Hace ahora algo más de
tres meses, con motivo de la celebración del 20 aniversario de la publicación de
ese libro en el Patio de los Gigantes, Silvia se agigantó. Como lo hace Jean
Eyre en la célebre novela de Charlotte Brontë. Su intervención sobre la historia de
las mujeres y la historiografía feminista se elevó con la maestría de una
contadora de cuentos. Y se sobredimensionó, quizás por una extraña razón que
días después comprendí y no me atrevo a compartir aquí. Yo tenía que intervenir
tras ella. Pero escuchaba a aquella mujer incendiada de lucidez y sentía que mi
cuerpo vibraba de miedo, como ese gato que estuvo esperando una caricia durante
siglos. No podía llegar dónde ella estaba llegando. Quizás, algunas de las que
estáis aquí recordáis esa intervención. Creo que ella sabía que estaba ante su penúltimo
reto.
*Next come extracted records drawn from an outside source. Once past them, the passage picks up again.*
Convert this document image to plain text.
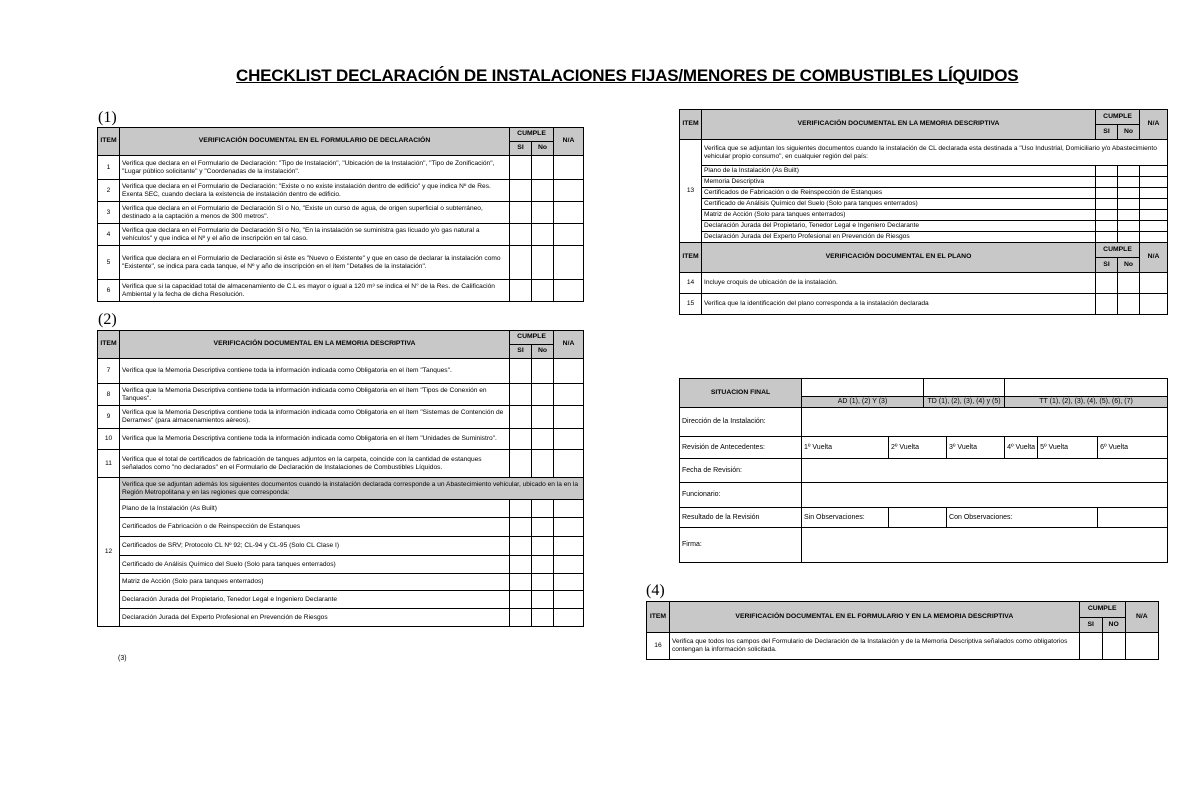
CHECKLIST DECLARACIÓN DE INSTALACIONES FIJAS/MENORES DE COMBUSTIBLES LÍQUIDOS
(1)
(2)
(4)
(3)
ITEM	VERIFICACIÓN DOCUMENTAL EN EL FORMULARIO DE DECLARACIÓN	CUMPLE		N/A
		SI	No	
1	Verifica que declara en el Formulario de Declaración: "Tipo de Instalación", "Ubicación de la Instalación", "Tipo de Zonificación", "Lugar público solicitante" y "Coordenadas de la instalación".			
2	Verifica que declara en el Formulario de Declaración: "Existe o no existe instalación dentro de edificio" y que indica Nº de Res. Exenta SEC, cuando declara la existencia de instalación dentro de edificio.			
3	Verifica que declara en el Formulario de Declaración Sí o No, "Existe un curso de agua, de origen superficial o subterráneo, destinado a la captación a menos de 300 metros".			
4	Verifica que declara en el Formulario de Declaración Sí o No, "En la instalación se suministra gas licuado y/o gas natural a vehículos" y que indica el Nº y el año de inscripción en tal caso.			
5	Verifica que declara en el Formulario de Declaración si éste es "Nuevo o Existente" y que en caso de declarar la instalación como "Existente", se indica para cada tanque, el Nº y año de inscripción en el ítem "Detalles de la instalación".			
6	Verifica que si la capacidad total de almacenamiento de C.L es mayor o igual a 120 m³ se indica el N° de la Res. de Calificación Ambiental y la fecha de dicha Resolución.			
ITEM	VERIFICACIÓN DOCUMENTAL EN LA MEMORIA DESCRIPTIVA	CUMPLE		N/A
		SI	No	
7	Verifica que la Memoria Descriptiva contiene toda la información indicada como Obligatoria en el ítem "Tanques".			
8	Verifica que la Memoria Descriptiva contiene toda la información indicada como Obligatoria en el ítem "Tipos de Conexión en Tanques".			
9	Verifica que la Memoria Descriptiva contiene toda la información indicada como Obligatoria en el ítem "Sistemas de Contención de Derrames" (para almacenamientos aéreos).			
10	Verifica que la Memoria Descriptiva contiene toda la información indicada como Obligatoria en el ítem "Unidades de Suministro".			
11	Verifica que el total de certificados de fabricación de tanques adjuntos en la carpeta, coincide con la cantidad de estanques señalados como "no declarados" en el Formulario de Declaración de Instalaciones de Combustibles Líquidos.			
12	Verifica que se adjuntan además los siguientes documentos cuando la instalación declarada corresponde a un Abastecimiento vehicular, ubicado en la en la Región Metropolitana y en las regiones que corresponda:			
	Plano de la Instalación (As Built)			
	Certificados de Fabricación o de Reinspección de Estanques			
	Certificados de SRV; Protocolo CL Nº 92; CL-94 y CL-95 (Solo CL Clase I)			
	Certificado de Análisis Químico del Suelo (Solo para tanques enterrados)			
	Matriz de Acción (Solo para tanques enterrados)			
	Declaración Jurada del Propietario, Tenedor Legal e Ingeniero Declarante			
	Declaración Jurada del Experto Profesional en Prevención de Riesgos			
ITEM	VERIFICACIÓN DOCUMENTAL EN LA MEMORIA DESCRIPTIVA	CUMPLE		N/A
		SI	No	
13	Verifica que se adjuntan los siguientes documentos cuando la instalación de CL declarada esta destinada a "Uso Industrial, Domiciliario y/o Abastecimiento vehicular propio consumo", en cualquier región del país:			
	Plano de la Instalación (As Built)			
	Memoria Descriptiva			
	Certificados de Fabricación o de Reinspección de Estanques			
	Certificado de Análisis Químico del Suelo (Solo para tanques enterrados)			
	Matriz de Acción (Solo para tanques enterrados)			
	Declaración Jurada del Propietario, Tenedor Legal e Ingeniero Declarante			
	Declaración Jurada del Experto Profesional en Prevención de Riesgos			
ITEM	VERIFICACIÓN DOCUMENTAL EN EL PLANO	CUMPLE		N/A
		SI	No	
14	Incluye croquis de ubicación de la instalación.			
15	Verifica que la identificación del plano corresponda a la instalación declarada			
SITUACION FINAL							
	AD (1), (2) Y (3)		TD (1), (2), (3), (4) y (5)		TT (1), (2), (3), (4), (5), (6), (7)		
Dirección de la Instalación:							
Revisión de Antecedentes:	1º Vuelta	2º Vuelta		3º Vuelta	4º Vuelta	5º Vuelta	6º Vuelta
Fecha de Revisión:							
Funcionario:							
Resultado de la Revisión	Sin Observaciones:			Con Observaciones:			
Firma:							
ITEM	VERIFICACIÓN DOCUMENTAL EN EL FORMULARIO Y EN LA MEMORIA DESCRIPTIVA	CUMPLE		N/A
		SI	NO	
16	Verifica que todos los campos del Formulario de Declaración de la Instalación y de la Memoria Descriptiva señalados como obligatorios contengan la información solicitada.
Y presentí que el miedo es el mejor combustible cuando se trata de ser
valiente.
Permitirme
para terminar una estrofa del poema Cavalo Morto de Juan Carlos Mestre
“En Cavalo
Morto cuando muere un caballo se llama a Lèdo Ivo para que lo resucite.
Cuando
muere un evangelista se llama a Lèdo Ivo para que lo resucite.
Cuando
muere Lèdo Ivo llaman al sastre de las mariposas para que lo resucite”.
Cuando
muere una mujer como Silvia se llama también a Lèdo Ivo para que escriba sus
sueños en la estela de los aviones que cruzan el cielo de esta ciudad.
“Háganme
caso, los recuerdos hermosos son fugaces como las ardillas, cada amor que
termina es un cementerio de abrazos y Cavalo Morto es un lugar que no existe”.
Yo
añadiría, “si por una carambola poética del universo ese lugar existe, Silvia
está ahí, desafiando a la última certeza”.